Dari sela-sela pintu yang terbuka, Alika dapat melihat jelas wajah Hans yang sedang tertawa dengan teman-temannya. Alika ikut tersenyum melihatnya. Ia suka melihat senyum Hans.
"Ah, rasanya makin nggak sabar nunggu hari Rabu nanti," ucap Alika pada diri sendiri dengan senyum lebar mengembang di wajahnya. Senyum Alika makin melebar saat meliht Nino di depan kelas.
Nino memang sahabatnya sejak lama. Alika langsung bergegas menghampiri Nino, memastikan rencana mereka Rabu nanti.
"Nino! Eh Nino!" sapa Alika agak berteriak karena situasi ramai pagi ini di sekolahnya.
"Eh, hai Ka. Kenapa nih?" sapa Nino dengan senyum yang selalu menghiasi wajah Nino. Ya, senyum yang sama yang membuat Sella menyukai sahabat Alika ini.

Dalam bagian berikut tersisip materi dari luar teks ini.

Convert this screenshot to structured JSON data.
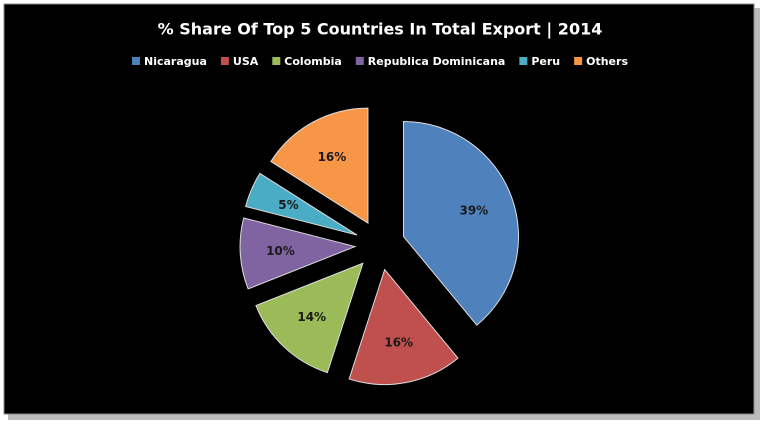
{
  "chart_data": {
    "type": "pie",
    "title": "% Share Of Top 5 Countries In Total Export | 2014",
    "categories": [
      "Nicaragua",
      "USA",
      "Colombia",
      "Republica Dominicana",
      "Peru",
      "Others"
    ],
    "values": [
      39,
      16,
      14,
      10,
      5,
      16
    ],
    "value_labels": [
      "39%",
      "16%",
      "14%",
      "10%",
      "5%",
      "16%"
    ],
    "colors": [
      "#4f81bd",
      "#c0504d",
      "#9bbb59",
      "#8064a2",
      "#4bacc6",
      "#f79646"
    ],
    "legend": "top"
  }
}
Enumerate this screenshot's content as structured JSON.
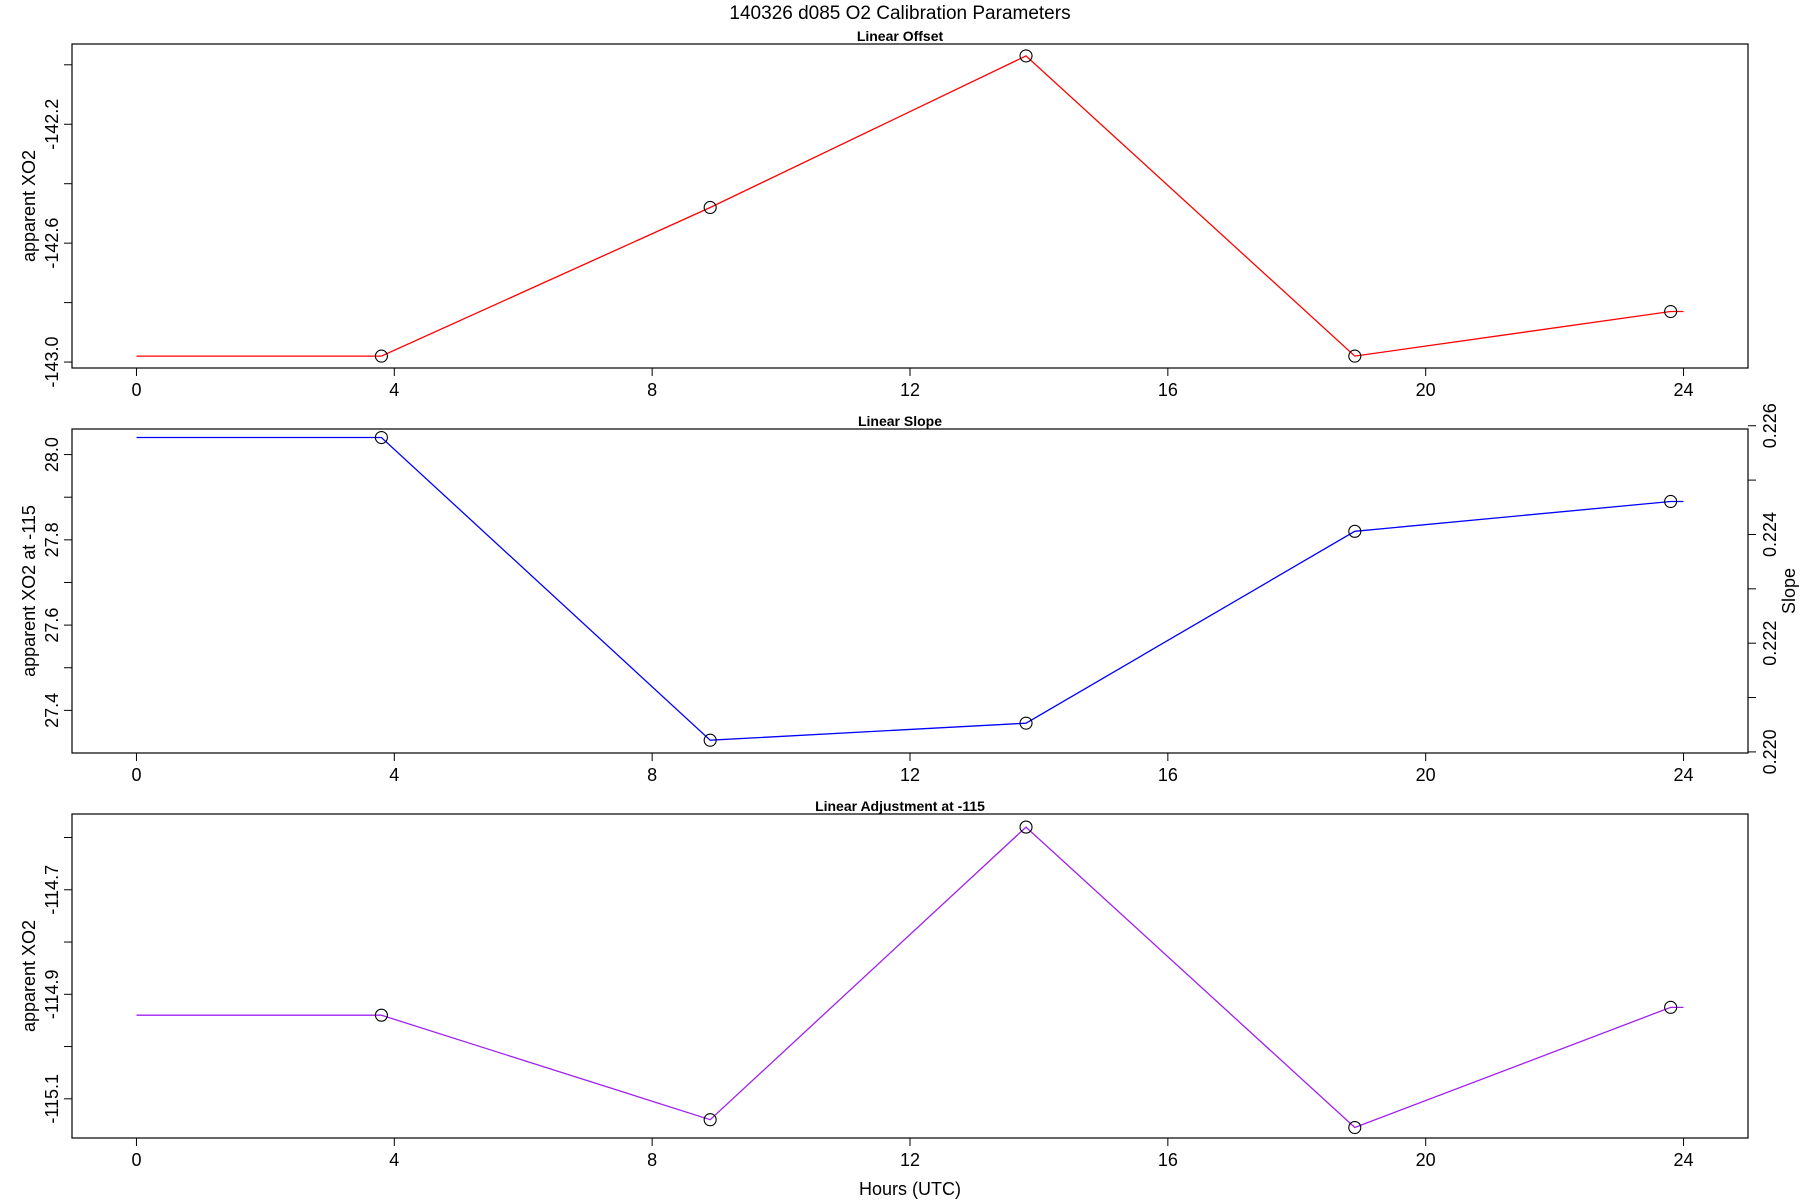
{
  "title": "140326   d085   O2 Calibration Parameters",
  "xlabel": "Hours (UTC)",
  "colors": {
    "offset": "#ff0000",
    "slope": "#0000ff",
    "adjustment": "#a020f0",
    "markers": "#000000"
  },
  "chart_data": [
    {
      "type": "line",
      "title": "Linear Offset",
      "ylabel": "apparent XO2",
      "x": [
        3.8,
        8.9,
        13.8,
        18.9,
        23.8
      ],
      "line_start_x": 0,
      "line_end_x": 24,
      "values": [
        -142.98,
        -142.48,
        -141.97,
        -142.98,
        -142.83
      ],
      "xlim": [
        -1,
        25
      ],
      "ylim": [
        -143.02,
        -141.93
      ],
      "xticks": [
        0,
        4,
        8,
        12,
        16,
        20,
        24
      ],
      "yticks": [
        -143.0,
        -142.8,
        -142.6,
        -142.4,
        -142.2,
        -142.0
      ],
      "ytick_labels": [
        "-143.0",
        "",
        "-142.6",
        "",
        "-142.2",
        ""
      ]
    },
    {
      "type": "line",
      "title": "Linear Slope",
      "ylabel": "apparent XO2 at -115",
      "y2label": "Slope",
      "x": [
        3.8,
        8.9,
        13.8,
        18.9,
        23.8
      ],
      "line_start_x": 0,
      "line_end_x": 24,
      "values": [
        28.04,
        27.33,
        27.37,
        27.82,
        27.89
      ],
      "xlim": [
        -1,
        25
      ],
      "ylim": [
        27.3,
        28.06
      ],
      "xticks": [
        0,
        4,
        8,
        12,
        16,
        20,
        24
      ],
      "yticks": [
        27.4,
        27.5,
        27.6,
        27.7,
        27.8,
        27.9,
        28.0
      ],
      "ytick_labels": [
        "27.4",
        "",
        "27.6",
        "",
        "27.8",
        "",
        "28.0"
      ],
      "y2lim": [
        0.21998,
        0.22594
      ],
      "y2ticks": [
        0.22,
        0.221,
        0.222,
        0.223,
        0.224,
        0.225,
        0.226
      ],
      "y2tick_labels": [
        "0.220",
        "",
        "0.222",
        "",
        "0.224",
        "",
        "0.226"
      ]
    },
    {
      "type": "line",
      "title": "Linear Adjustment at -115",
      "ylabel": "apparent XO2",
      "x": [
        3.8,
        8.9,
        13.8,
        18.9,
        23.8
      ],
      "line_start_x": 0,
      "line_end_x": 24,
      "values": [
        -114.94,
        -115.14,
        -114.58,
        -115.155,
        -114.925
      ],
      "xlim": [
        -1,
        25
      ],
      "ylim": [
        -115.175,
        -114.555
      ],
      "xticks": [
        0,
        4,
        8,
        12,
        16,
        20,
        24
      ],
      "yticks": [
        -115.1,
        -115.0,
        -114.9,
        -114.8,
        -114.7,
        -114.6
      ],
      "ytick_labels": [
        "-115.1",
        "",
        "-114.9",
        "",
        "-114.7",
        ""
      ]
    }
  ]
}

"Cuman mau mastiin aja buat Rabu nanti, fix bisa kan, No?" tanya Alika dengan penuh antusias.
"Ah, nggak jadi ah. Nino capek, mau tidur aja besok mah," jawab Nino sambil memasang wajah lelah.
"Ihhh, Nino yang bener?! Nanti aku gimana? Gajadi dong ketemu sama Hansnyaa?! Susah tau bikin jadwal ketemu sama Hans," respon Alika gusar. Tentu saja akan jadi sangat gawat kalau Nino tidak jadi datang. Bisa-bisa rencana untuk pdkt dengan Hans ikutan gagal.
"Hahahhaha, bercanda kok Alika. Tenang aja, Rabu Nino bisa kok. Santai aja," jawab Nino akhirnya. Alika menghembuskan napas lega. Kalau sampai yang kali ini batal, Alika tidak tahu apakah akan datang kesempatan kedua. Sebagai balasan atas kejahilan Nino, Alika menghadiahkan Nino pukulan bertubi-tubi.
"Aw!! Sakit Ka, sakit ih!" erang Nino karena Alika memukulnya dengan gemas plus tenaga.
"Habisnya Nino ngeselin, nanti kalau gagal gimana?!" jawab Alika dengan masih memukul Nino, namun kali ini lebih pelan.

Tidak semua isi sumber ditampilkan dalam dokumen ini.